UM VERÃO RADIANTE
Será um verão radiante. Teremos celebrações acaloradas, grandes mesas repletas de comida, brindes aos quais responderemos sem pensar. O abraço pronto para ser deflagrado, lágrimas nos cantos dos olhos que teimaremos em esconder. Dormiremos abraçados a inebriantes lembranças, certos de que, ao despertar, não faltará amor.
Teremos virtudes corrompidas, perigosas indulgências. Reputações cairão por terra, amizades serão destroçadas. Mas ainda assim prevalecerá o amor.
E haverá gestos mesquinhos, ressentimentos familiares, mais uma briga com o vizinho, a recusa de uma esmola. E mesmo que não seja evidente, haverá amor.

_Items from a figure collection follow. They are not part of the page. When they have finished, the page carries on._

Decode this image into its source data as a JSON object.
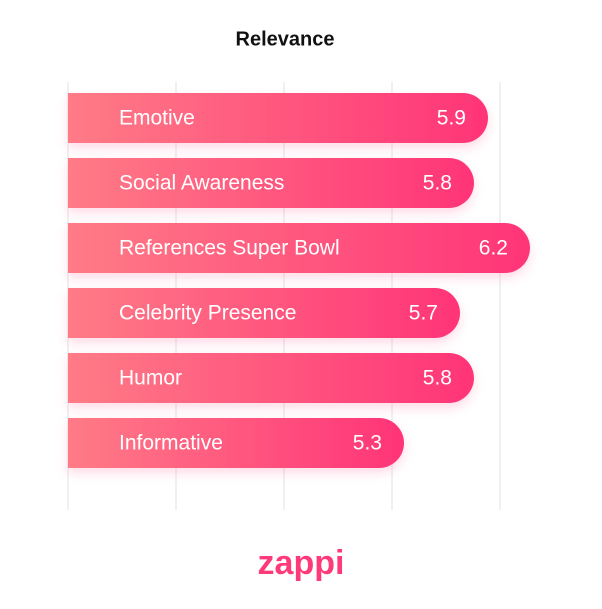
{
  "chart_data": {
    "type": "bar",
    "orientation": "horizontal",
    "title": "Relevance",
    "categories": [
      "Emotive",
      "Social Awareness",
      "References Super Bowl",
      "Celebrity Presence",
      "Humor",
      "Informative"
    ],
    "values": [
      5.9,
      5.8,
      6.2,
      5.7,
      5.8,
      5.3
    ],
    "color": "#ff3a7a",
    "xlim": [
      2.9,
      6.5
    ]
  },
  "brand": "zappi"
}
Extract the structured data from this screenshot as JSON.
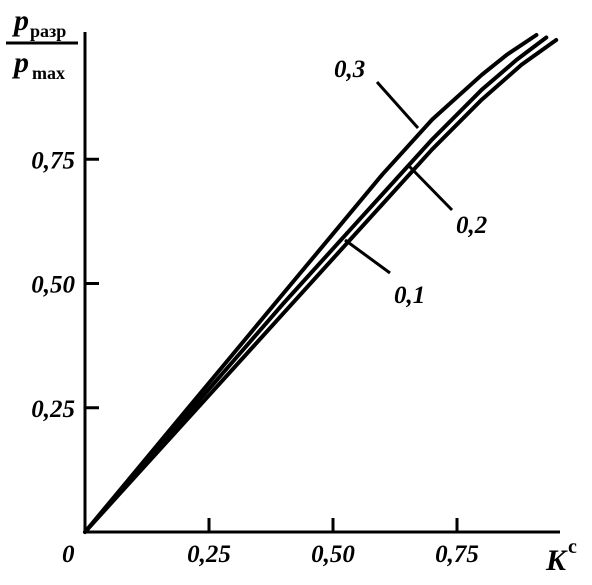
{
  "chart_data": {
    "type": "line",
    "ylabel": {
      "numerator": "p",
      "numerator_sub": "разр",
      "denominator": "p",
      "denominator_sub": "max"
    },
    "xlabel": {
      "main": "K",
      "sup": "c"
    },
    "origin_label": "0",
    "xlim": [
      0,
      1.0
    ],
    "ylim": [
      0,
      1.0
    ],
    "x_ticks": [
      {
        "value": 0.25,
        "label": "0,25"
      },
      {
        "value": 0.5,
        "label": "0,50"
      },
      {
        "value": 0.75,
        "label": "0,75"
      }
    ],
    "y_ticks": [
      {
        "value": 0.25,
        "label": "0,25"
      },
      {
        "value": 0.5,
        "label": "0,50"
      },
      {
        "value": 0.75,
        "label": "0,75"
      }
    ],
    "series": [
      {
        "name": "0,3",
        "points": [
          [
            0,
            0
          ],
          [
            0.1,
            0.12
          ],
          [
            0.2,
            0.24
          ],
          [
            0.3,
            0.36
          ],
          [
            0.4,
            0.48
          ],
          [
            0.5,
            0.6
          ],
          [
            0.6,
            0.72
          ],
          [
            0.7,
            0.83
          ],
          [
            0.8,
            0.92
          ],
          [
            0.85,
            0.96
          ],
          [
            0.91,
            1.0
          ]
        ]
      },
      {
        "name": "0,2",
        "points": [
          [
            0,
            0
          ],
          [
            0.1,
            0.115
          ],
          [
            0.2,
            0.23
          ],
          [
            0.3,
            0.345
          ],
          [
            0.4,
            0.46
          ],
          [
            0.5,
            0.57
          ],
          [
            0.6,
            0.68
          ],
          [
            0.7,
            0.79
          ],
          [
            0.8,
            0.89
          ],
          [
            0.87,
            0.95
          ],
          [
            0.93,
            0.995
          ]
        ]
      },
      {
        "name": "0,1",
        "points": [
          [
            0,
            0
          ],
          [
            0.1,
            0.11
          ],
          [
            0.2,
            0.22
          ],
          [
            0.3,
            0.33
          ],
          [
            0.4,
            0.44
          ],
          [
            0.5,
            0.55
          ],
          [
            0.6,
            0.66
          ],
          [
            0.7,
            0.77
          ],
          [
            0.8,
            0.87
          ],
          [
            0.88,
            0.94
          ],
          [
            0.95,
            0.99
          ]
        ]
      }
    ]
  }
}
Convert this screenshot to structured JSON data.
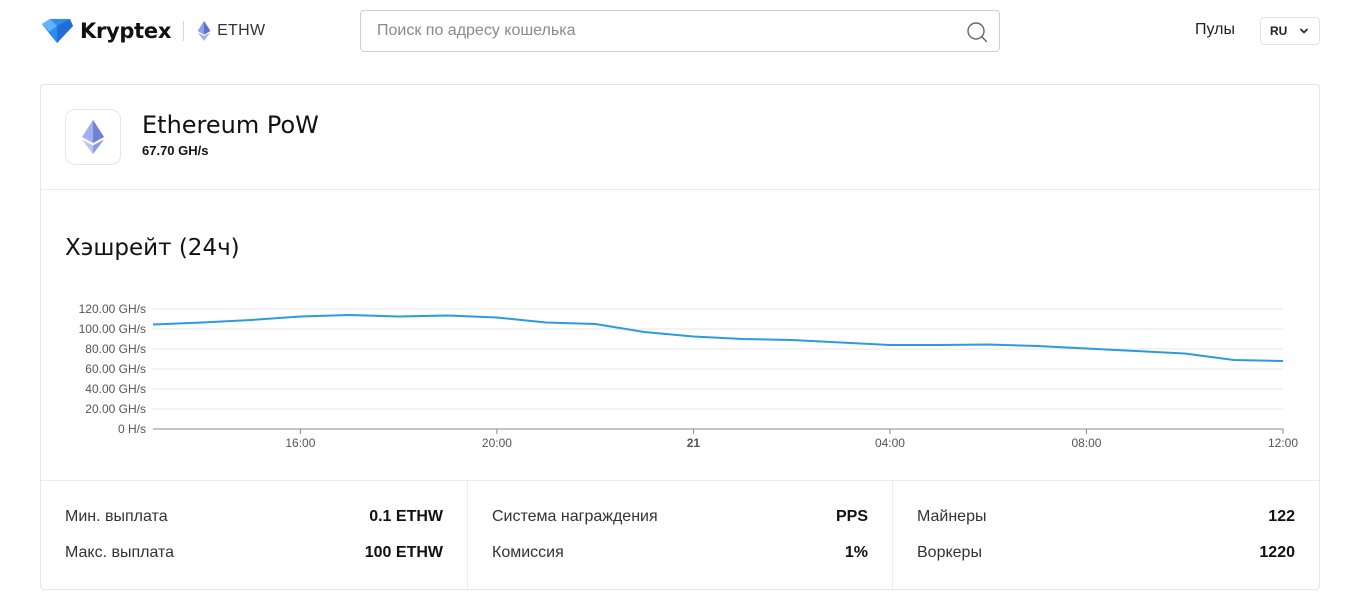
{
  "header": {
    "brand_name": "Kryptex",
    "coin_label": "ETHW",
    "search_placeholder": "Поиск по адресу кошелька",
    "nav_pools": "Пулы",
    "language": "RU"
  },
  "coin": {
    "name": "Ethereum PoW",
    "hashrate": "67.70 GH/s"
  },
  "chart_title": "Хэшрейт (24ч)",
  "chart_data": {
    "type": "line",
    "title": "Хэшрейт (24ч)",
    "y_unit": "GH/s",
    "ylim": [
      0,
      120
    ],
    "y_ticks": [
      "120.00 GH/s",
      "100.00 GH/s",
      "80.00 GH/s",
      "60.00 GH/s",
      "40.00 GH/s",
      "20.00 GH/s",
      "0 H/s"
    ],
    "y_tick_values": [
      120,
      100,
      80,
      60,
      40,
      20,
      0
    ],
    "x_ticks": [
      {
        "label": "16:00",
        "hour": 16,
        "bold": false
      },
      {
        "label": "20:00",
        "hour": 20,
        "bold": false
      },
      {
        "label": "21",
        "hour": 24,
        "bold": true
      },
      {
        "label": "04:00",
        "hour": 28,
        "bold": false
      },
      {
        "label": "08:00",
        "hour": 32,
        "bold": false
      },
      {
        "label": "12:00",
        "hour": 36,
        "bold": false
      }
    ],
    "xlim": [
      13,
      36
    ],
    "grid": true,
    "color": "#2b9be0",
    "series": [
      {
        "x": [
          13,
          14,
          15,
          16,
          17,
          18,
          19,
          20,
          21,
          22,
          23,
          24,
          25,
          26,
          27,
          28,
          29,
          30,
          31,
          32,
          33,
          34,
          35,
          36
        ],
        "values": [
          104.5,
          106.5,
          109,
          112.5,
          114,
          112.5,
          113.5,
          111.5,
          106.5,
          105,
          97,
          92.5,
          90,
          89,
          86.5,
          84,
          84,
          84.5,
          83,
          80.5,
          78,
          75.5,
          69,
          68
        ]
      }
    ]
  },
  "stats": {
    "col1": [
      {
        "label": "Мин. выплата",
        "value": "0.1 ETHW"
      },
      {
        "label": "Макс. выплата",
        "value": "100 ETHW"
      }
    ],
    "col2": [
      {
        "label": "Система награждения",
        "value": "PPS"
      },
      {
        "label": "Комиссия",
        "value": "1%"
      }
    ],
    "col3": [
      {
        "label": "Майнеры",
        "value": "122"
      },
      {
        "label": "Воркеры",
        "value": "1220"
      }
    ]
  }
}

A mulher descobrirá que nutre o mais profundo desprezo pelo marido, enquanto ele leva pelo braço a criança embevecida até o mar. Contudo, ao ritmo das ondas que lamberão seus pés, não faltará amor.
Alguém cometerá um crime hediondo, logo estampado com gosto nas capas dos jornais. Então homens e mulheres, cheios de rancor, clamarão por vingança e justiça cega para o assassino. Mas mesmo eles à noite em suas preces irão suplicar pelo amor.
E os mesmos homens e mulheres pela manhã se acotovelarão entre os corredores de supermercados, em busca de promoções, da bebida barata, da carne tentadora. E sem que nenhuma prata lhes seja pedida em troca, eles encontrarão, dissimulado entre gôndolas, o precioso amor.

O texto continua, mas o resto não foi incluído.